His former students are in Lebanon, China, Bangladesh, Sri Lanka, India, Alaska, Arizona, Minnesota, Pennsylvania, Arkansas, Washington and elsewhere. Imad Rahal, now an assistant professor at St. John's University, Collegeville, Minn., had Perrizo as his master's degree and Ph.D. adviser. Rahal says he admires "his strong belief in himself and his advisees, his patience and willingness to go the extra mile for his advisees, his love for life and the support that he provides for his students looooong after they graduate. He is the person who made a researcher out of me. He instilled the love of research in me and showed me that I can do it."
Wang notes that Perrizo challenged her as her adviser and expected hard work. But she also remembers his compassion.
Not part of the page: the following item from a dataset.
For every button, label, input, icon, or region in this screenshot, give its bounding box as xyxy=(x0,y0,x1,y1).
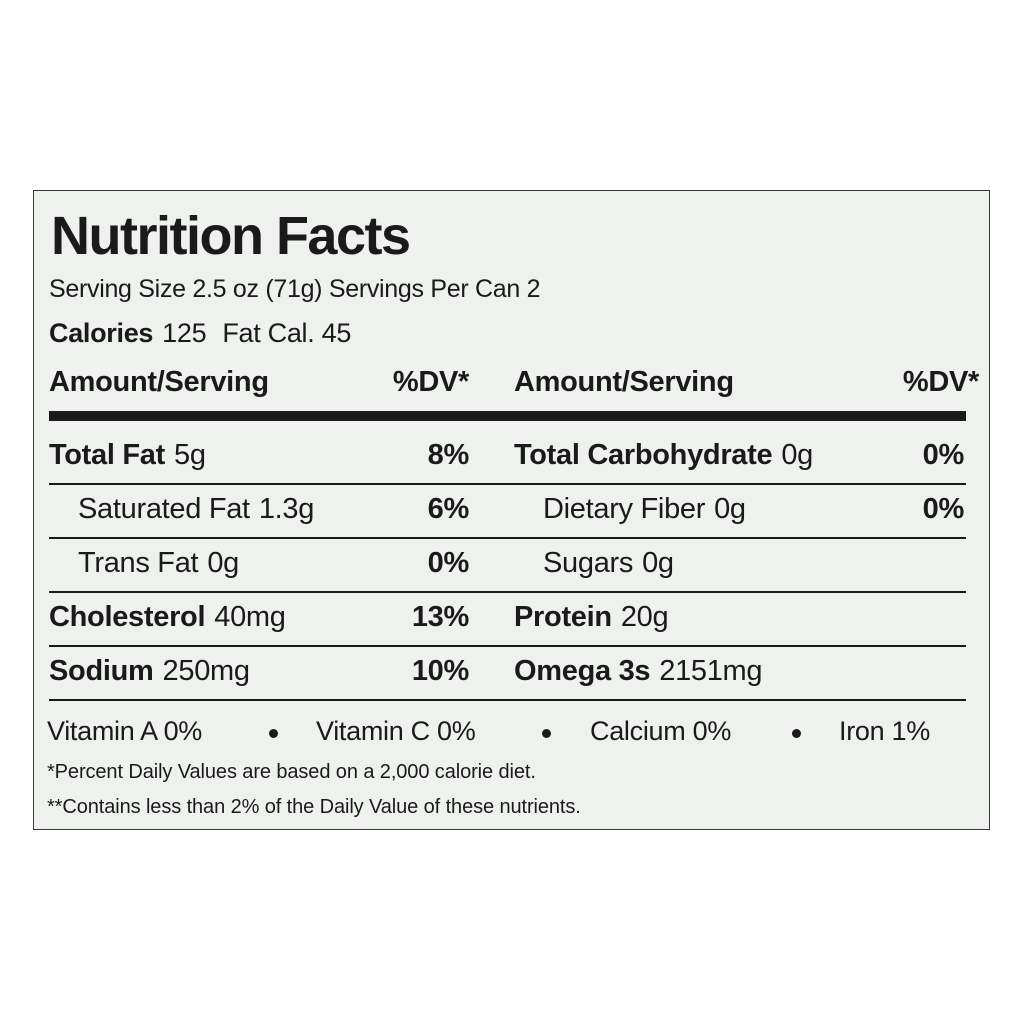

When stranded in China in 2003 due to international travel restrictions, she contacted her adviser. "Dr. Perrizo wrote a very touching reference letter for me and also asked a senator to write a letter to the U.S. Consulate in Beijing. As a result, not only I, but also my son, were able to come back to Fargo so that I was able to continue and finish my Ph.D. I don't know what would have happened without Dr. Perrizo's help."
As his students continue to build successful research careers, Perrizo continues his pursuit of the Netflix Prize. If you tried to characterize Perrizo's work as a movie in the Netflix collection, the classic "It's a Wonderful Life," springs to mind. With emphasis on the main character played by actor Jimmy Stewart who is at once approachable, smart, humorous, compassionate and determined, that might offer a glimpse of Bill Perrizo. The 65-year-old will continue the research quest posed by the Netflix five-year contest into 2011, even as he works around his schedule of teaching, chemotherapy and doctor appointments.
Whether Perrizo wins the million dollar Netflix prize - well, it would be nice - but maybe the journey matters more than the destination. Mathematical proof of his success already exists. There's proof in his legacy of distinguished research, of successful students, and of a loving family.
Over the past year, Perrizo curtailed his marathon running. He used to do some woodworking and remodeled nearly every square inch of his old house. Now he's becoming a coffee connoisseur. But in self-effacing fashion he points out, "I guess my life's pretty boring, actually."
As German colleague Walter Dosch at the University of Luebeck notes, "Despite his scientific success, he remains a modest and open-minded person with a good sense of humor." Dosch served as a board member with Perrizo in the International Society for Computers and their Applications. "I have no particular story to tell about Dr. Perrizo. His lifework is a story by itself."